Ou quand le droit combat la droite.
Comme dans plusieurs pays d’Europe, l’extrême droite renforce ses positions en Allemagne : le parti Alternative für Deutschland (AfD) a obtenu près de 20,8 % des voix lors des élections fédérales de 2025, son meilleur score depuis la Seconde Guerre mondiale. Il est même devenu le parti dominant dans plusieurs Länder de l’Est — c’est-à-dire les cinq anciens États de la RDA (Brandebourg, Mecklembourg-Poméranie-Occidentale, Saxe, Saxe-Anhalt et Thuringe), auxquels s’ajoute souvent l’Est de Berlin — un signe de l’implantation croissante des idées radicales et du regain de visibilité des mouvances néonazies.
Dans ce contexte, l’association hambourgeoise Laut gegen Nazis e.V., fondée en 2004 pour lutter contre le racisme, l’antisémitisme et l’extrême droite à travers des campagnes de communication, des concerts et des actions éducatives, a pris une initiative inhabituelle avec l’agence Jung von Matt : déposer la marque « Druck18 », nom de la plus grande boutique en ligne de produits néonazis en Allemagne. L’objectif est clair : rendre illégal toute exploitation commerciale de ce nom — une stratégie engagée et légale pour fragiliser l’appareil de financement idéologique de l’extrême droite — mais aussi empêcher la diffusion de ces idéaux.
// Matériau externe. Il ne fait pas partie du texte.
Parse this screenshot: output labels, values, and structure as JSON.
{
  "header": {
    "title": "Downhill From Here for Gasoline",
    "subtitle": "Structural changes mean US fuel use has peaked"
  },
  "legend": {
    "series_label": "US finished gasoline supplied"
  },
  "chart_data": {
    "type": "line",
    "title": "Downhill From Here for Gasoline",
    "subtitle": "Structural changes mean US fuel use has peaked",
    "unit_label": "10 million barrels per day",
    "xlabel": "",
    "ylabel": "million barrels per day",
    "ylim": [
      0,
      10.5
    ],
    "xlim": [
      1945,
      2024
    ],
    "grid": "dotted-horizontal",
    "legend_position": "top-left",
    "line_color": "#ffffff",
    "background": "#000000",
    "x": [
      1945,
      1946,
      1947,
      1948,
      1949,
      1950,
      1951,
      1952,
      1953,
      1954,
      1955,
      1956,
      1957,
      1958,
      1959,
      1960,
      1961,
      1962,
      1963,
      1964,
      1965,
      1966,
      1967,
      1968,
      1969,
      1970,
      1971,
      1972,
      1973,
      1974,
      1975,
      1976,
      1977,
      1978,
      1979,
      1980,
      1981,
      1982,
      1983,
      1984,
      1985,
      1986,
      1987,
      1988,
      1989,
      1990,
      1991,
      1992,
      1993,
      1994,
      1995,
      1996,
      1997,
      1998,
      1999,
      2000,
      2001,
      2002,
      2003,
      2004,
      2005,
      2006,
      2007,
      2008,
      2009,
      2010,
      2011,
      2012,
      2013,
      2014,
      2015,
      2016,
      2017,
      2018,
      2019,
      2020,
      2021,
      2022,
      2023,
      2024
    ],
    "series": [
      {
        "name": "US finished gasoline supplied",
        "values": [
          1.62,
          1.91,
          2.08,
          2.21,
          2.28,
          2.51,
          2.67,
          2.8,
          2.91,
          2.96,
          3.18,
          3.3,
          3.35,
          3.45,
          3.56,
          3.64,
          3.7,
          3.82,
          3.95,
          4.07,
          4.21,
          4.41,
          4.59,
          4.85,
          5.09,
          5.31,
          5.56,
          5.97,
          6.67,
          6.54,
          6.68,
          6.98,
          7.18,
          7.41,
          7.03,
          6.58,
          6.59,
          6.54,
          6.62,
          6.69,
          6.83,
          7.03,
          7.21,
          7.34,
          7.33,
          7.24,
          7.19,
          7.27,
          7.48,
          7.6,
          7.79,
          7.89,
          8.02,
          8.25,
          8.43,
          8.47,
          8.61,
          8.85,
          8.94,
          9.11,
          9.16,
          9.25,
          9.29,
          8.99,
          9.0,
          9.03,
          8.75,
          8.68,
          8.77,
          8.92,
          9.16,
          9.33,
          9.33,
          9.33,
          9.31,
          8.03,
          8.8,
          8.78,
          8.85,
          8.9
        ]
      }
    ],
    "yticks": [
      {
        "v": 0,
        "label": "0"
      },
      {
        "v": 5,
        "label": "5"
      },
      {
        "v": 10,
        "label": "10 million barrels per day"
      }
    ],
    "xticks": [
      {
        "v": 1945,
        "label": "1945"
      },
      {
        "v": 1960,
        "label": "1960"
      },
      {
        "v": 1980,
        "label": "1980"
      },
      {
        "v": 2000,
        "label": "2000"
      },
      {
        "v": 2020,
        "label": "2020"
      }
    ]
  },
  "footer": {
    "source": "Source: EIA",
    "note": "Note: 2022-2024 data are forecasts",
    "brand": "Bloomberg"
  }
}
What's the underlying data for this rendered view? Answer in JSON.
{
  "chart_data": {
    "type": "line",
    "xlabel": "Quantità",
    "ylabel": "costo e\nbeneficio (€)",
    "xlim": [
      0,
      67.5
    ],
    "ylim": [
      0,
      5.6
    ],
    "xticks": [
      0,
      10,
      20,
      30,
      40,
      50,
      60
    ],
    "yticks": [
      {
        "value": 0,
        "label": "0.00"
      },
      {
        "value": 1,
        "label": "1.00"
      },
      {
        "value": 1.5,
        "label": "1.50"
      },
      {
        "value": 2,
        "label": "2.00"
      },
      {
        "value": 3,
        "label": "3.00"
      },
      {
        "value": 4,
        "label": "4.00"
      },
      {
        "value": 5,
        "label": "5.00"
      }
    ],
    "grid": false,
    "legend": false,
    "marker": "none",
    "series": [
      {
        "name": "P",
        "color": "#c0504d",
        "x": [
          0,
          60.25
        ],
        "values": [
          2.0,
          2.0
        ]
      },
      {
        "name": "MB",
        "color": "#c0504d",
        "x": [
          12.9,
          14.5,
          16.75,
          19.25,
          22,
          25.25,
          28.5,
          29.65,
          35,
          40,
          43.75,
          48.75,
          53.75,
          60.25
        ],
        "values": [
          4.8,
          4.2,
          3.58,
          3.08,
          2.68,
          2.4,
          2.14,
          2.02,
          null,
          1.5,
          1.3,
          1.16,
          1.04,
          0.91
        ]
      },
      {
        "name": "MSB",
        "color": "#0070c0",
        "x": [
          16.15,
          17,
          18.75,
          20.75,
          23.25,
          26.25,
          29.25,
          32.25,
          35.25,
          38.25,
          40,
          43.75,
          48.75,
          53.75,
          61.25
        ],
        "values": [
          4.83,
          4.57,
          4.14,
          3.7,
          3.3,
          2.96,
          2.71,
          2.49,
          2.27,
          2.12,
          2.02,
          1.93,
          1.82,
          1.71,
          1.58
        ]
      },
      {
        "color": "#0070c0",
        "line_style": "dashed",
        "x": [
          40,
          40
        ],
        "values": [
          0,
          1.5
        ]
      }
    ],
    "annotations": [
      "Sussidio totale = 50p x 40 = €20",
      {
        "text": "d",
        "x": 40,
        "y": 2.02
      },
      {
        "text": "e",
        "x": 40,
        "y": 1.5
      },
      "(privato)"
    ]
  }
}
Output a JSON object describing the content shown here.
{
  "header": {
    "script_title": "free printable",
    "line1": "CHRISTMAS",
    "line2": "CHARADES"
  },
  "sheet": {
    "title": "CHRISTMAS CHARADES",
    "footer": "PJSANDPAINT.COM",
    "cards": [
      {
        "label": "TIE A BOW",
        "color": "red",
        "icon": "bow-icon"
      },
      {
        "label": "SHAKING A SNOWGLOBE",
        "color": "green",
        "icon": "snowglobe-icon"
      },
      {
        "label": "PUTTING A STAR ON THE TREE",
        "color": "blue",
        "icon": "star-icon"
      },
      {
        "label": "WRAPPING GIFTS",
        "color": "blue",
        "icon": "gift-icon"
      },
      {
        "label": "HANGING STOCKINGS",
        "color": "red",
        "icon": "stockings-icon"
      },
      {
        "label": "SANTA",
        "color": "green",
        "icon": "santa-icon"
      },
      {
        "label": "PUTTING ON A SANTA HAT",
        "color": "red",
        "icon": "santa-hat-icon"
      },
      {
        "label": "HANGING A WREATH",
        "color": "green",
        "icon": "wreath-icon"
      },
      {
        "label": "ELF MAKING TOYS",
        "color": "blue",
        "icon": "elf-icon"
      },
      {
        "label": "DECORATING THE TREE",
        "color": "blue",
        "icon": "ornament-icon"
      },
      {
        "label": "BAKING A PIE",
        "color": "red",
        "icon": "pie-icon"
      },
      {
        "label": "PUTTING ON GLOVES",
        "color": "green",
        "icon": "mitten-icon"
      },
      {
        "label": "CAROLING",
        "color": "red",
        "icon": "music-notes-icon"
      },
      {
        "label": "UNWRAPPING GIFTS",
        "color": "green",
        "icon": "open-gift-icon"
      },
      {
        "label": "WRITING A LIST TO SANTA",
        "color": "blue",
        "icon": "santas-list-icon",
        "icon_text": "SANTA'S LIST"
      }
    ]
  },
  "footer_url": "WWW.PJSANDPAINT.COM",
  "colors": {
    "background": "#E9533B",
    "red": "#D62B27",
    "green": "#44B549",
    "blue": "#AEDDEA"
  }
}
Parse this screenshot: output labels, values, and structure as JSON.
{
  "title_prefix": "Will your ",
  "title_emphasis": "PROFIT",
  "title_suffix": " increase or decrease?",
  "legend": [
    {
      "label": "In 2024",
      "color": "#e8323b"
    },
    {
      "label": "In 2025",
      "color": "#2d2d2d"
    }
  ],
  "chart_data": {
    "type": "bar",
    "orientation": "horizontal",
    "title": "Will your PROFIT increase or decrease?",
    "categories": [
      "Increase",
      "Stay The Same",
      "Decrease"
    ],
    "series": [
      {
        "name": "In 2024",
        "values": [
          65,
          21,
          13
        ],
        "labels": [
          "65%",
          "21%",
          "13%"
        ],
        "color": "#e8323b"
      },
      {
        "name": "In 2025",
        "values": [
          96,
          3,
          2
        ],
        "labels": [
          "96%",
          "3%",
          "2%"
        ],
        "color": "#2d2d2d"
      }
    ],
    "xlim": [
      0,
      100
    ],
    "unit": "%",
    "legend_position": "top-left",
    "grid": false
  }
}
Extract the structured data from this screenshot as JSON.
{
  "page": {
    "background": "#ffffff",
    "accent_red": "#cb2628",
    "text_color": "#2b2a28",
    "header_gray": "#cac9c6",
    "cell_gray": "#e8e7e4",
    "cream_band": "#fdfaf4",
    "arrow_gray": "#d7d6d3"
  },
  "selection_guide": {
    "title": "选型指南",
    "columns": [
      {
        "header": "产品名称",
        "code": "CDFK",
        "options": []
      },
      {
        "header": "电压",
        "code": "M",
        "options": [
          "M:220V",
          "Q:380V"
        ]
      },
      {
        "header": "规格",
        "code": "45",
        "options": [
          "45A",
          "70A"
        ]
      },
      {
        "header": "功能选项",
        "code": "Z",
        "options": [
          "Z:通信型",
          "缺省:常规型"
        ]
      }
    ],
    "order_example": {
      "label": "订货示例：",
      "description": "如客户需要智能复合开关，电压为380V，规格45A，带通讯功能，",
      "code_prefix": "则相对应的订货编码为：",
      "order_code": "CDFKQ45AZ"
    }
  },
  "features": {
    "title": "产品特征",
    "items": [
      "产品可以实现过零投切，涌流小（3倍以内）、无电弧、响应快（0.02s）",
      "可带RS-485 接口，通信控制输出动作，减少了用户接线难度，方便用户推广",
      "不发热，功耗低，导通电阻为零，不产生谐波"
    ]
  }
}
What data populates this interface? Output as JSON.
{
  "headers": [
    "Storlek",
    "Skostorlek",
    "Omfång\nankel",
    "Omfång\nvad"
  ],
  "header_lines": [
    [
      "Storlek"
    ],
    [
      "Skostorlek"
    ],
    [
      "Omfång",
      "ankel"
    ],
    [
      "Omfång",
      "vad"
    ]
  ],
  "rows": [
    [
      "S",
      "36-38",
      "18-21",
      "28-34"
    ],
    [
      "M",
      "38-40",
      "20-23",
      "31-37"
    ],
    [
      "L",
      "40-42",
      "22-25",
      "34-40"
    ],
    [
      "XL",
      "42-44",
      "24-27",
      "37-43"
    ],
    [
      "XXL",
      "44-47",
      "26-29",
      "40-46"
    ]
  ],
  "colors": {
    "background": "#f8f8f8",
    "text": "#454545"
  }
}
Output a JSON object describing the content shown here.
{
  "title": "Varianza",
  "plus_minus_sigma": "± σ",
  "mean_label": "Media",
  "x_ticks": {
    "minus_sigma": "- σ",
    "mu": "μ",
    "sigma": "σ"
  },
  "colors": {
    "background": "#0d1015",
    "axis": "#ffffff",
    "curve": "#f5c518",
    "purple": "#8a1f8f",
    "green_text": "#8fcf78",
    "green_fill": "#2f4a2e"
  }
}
Cette plateforme, dirigée par le militant néonazi Tommy Frenck en Thuringe, diffusait des centaines d’articles au contenu explicitement raciste, antisémite ou révisionniste.
Le dépôt empêche désormais toute réutilisation commerciale du nom Druck18, ouvrant la voie à des injonctions judiciaires et des demandes de dommages et intérêts. Cependant, le site web original (druck18.de) demeure accessible pour l’heure, illustrant la distinction entre interdiction de marque et blocage de contenu en ligne. Mais pour un business qui contourne éhontément la loi en transmettant des idéaux illégaux — l’apologie du nazisme étant interdite en Allemagne — peut-être n’est-ce pas très étonnant. Dans le cadre de cette campagne, un site « concurrent » a également été lancé : https://www.druck18.com/en/, visant à détourner le trafic tout en dénonçant les messages du portail initial.
Cette action s’inscrit dans la continuité de la campagne « Rights Against the Right » (« Recht gegen Rechts »), une collaboration de longue date entre Laut gegen Nazis e.V. et Jung von Matt. Depuis deux ans, cette initiative a permis de déposer des droits pour des phrases comme « HKNKRZ » (référence à la swastika), « HTLR » (Hitler) ou encore « Wehrmacht wieder mit ? » (référence à l’armée du Troisième Reich), neutralisant ainsi ces codes visuels.
Cette méthode de lutte symbolique et juridique s’impose comme une première en Allemagne — et probablement en Europe — dans la guerre contre l’extrémisme. Elle combine créativité stratégique et droit de la propriété intellectuelle pour contrer la diffusion de symboles de haine à la source.